White Wine Vinaigrette
Makes about 1/3 cup
Savory, Tangy, Tart, Fragrant
Here is one of the world’s classic salad dressings, welcome on almost any kind of green salad and on a host of other dishes as well. Because there are so few ingredients, their quality determines the success or failure of the dressing; it is essential to use the best ingredients available. Use the smaller amount of olive oil if you prefer a boldly tart vinaigrette; for a milder vinaigrette, use the full 4 tablespoons. For the lemon juice, let the flavor of the vinegar guide you. Some white wine vinegars are suave and complex, while others have either an unpleasant sharpness or what I call “holes,” gaps in flavor that lemon juice will usually fill; lemon juice will also smooth the sharpness in most instances.
1 small shallot
1 tablespoon best-quality white wine vinegar, such as Banyuls
1 teaspoon freshly squeezed lemon juice, or as needed
3 to 4 tablespoons extra-virgin olive oil
Black pepper in a mill
Put the shallot in a small bowl, add the vinegar and lemon juice, and season with salt. Let sit for 15 to 20 minutes.
Use a fork to mix in the olive oil. Season with several turns of black pepper. Taste, and correct for salt and pepper as needed. Use immediately.
Garlic Vinaigrette: Add 2 minced garlic cloves with the shallots.
Parsley Vinaigrette: Add 1 tablespoon minced fresh Italian parsley after adding the olive oil.
Simple Mustard Vinaigrette: Stir 2 teaspoons Dijon mustard into the shallot-and-vinegar mixture before adding salt.
Caper Vinaigrette: Rinse 1 tablespoon capers, chop them, and add along with the shallots.
Spiced Vinaigrette: Add about 1 teaspoon of an individual spice or herb. The best choices with this vinaigrette are ground coriander, cardamom, celery seeds, chervil, fennel seeds or pollen, and mustard seeds; good herbs to use are fresh chervil and tarragon, chopped.

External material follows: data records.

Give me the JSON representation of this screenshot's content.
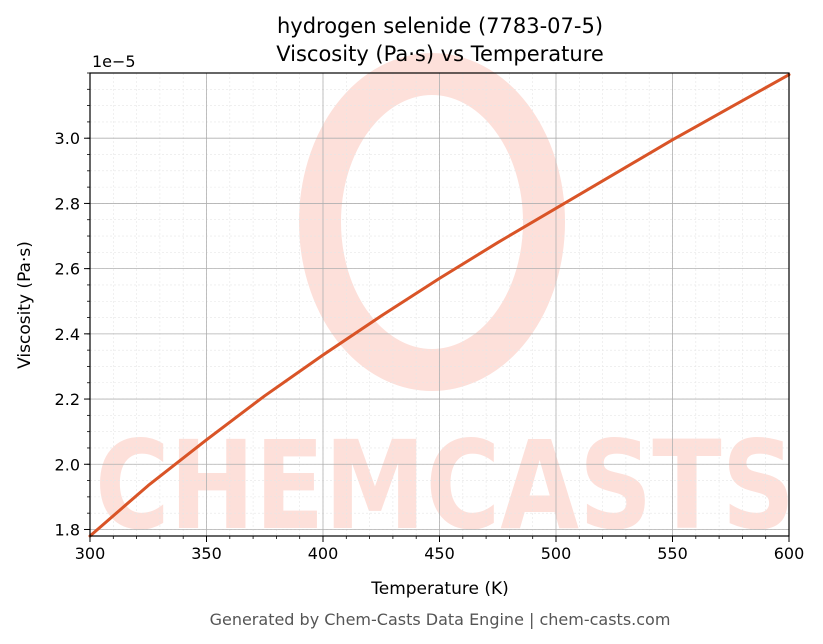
{
  "chart_data": {
    "type": "line",
    "title": "hydrogen selenide (7783-07-5)",
    "subtitle": "Viscosity (Pa·s) vs Temperature",
    "xlabel": "Temperature (K)",
    "ylabel": "Viscosity (Pa·s)",
    "y_offset_label": "1e−5",
    "y_scale_factor": 1e-05,
    "xlim": [
      300,
      600
    ],
    "ylim": [
      1.78,
      3.2
    ],
    "x_ticks": [
      300,
      350,
      400,
      450,
      500,
      550,
      600
    ],
    "y_ticks": [
      1.8,
      2.0,
      2.2,
      2.4,
      2.6,
      2.8,
      3.0
    ],
    "y_tick_labels": [
      "1.8",
      "2.0",
      "2.2",
      "2.4",
      "2.6",
      "2.8",
      "3.0"
    ],
    "grid": true,
    "series": [
      {
        "color": "#d95427",
        "x": [
          300,
          325,
          350,
          375,
          400,
          425,
          450,
          475,
          500,
          525,
          550,
          575,
          600
        ],
        "y": [
          1.78,
          1.935,
          2.075,
          2.21,
          2.335,
          2.455,
          2.57,
          2.68,
          2.785,
          2.89,
          2.995,
          3.095,
          3.195
        ]
      }
    ],
    "watermark": "CHEMCASTS",
    "footer": "Generated by Chem-Casts Data Engine | chem-casts.com"
  }
}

Raspberry Vinaigrette: Replace the white wine vinegar with raspberry vinegar, preferably low acid (5 to 6 percent, no higher) and add a pinch of sugar along with the salt. If the raspberry flavor is too mild, add another pinch of sugar, not to make it sweet but to heighten the raspberry flavors.
BEST USES: Green salad; tomato salad; sliced cucumbers; onion salad; jasmine rice salad; grilled peach and burrata salad; sautéed fish; grilled shrimp with parsley; warm potato salad.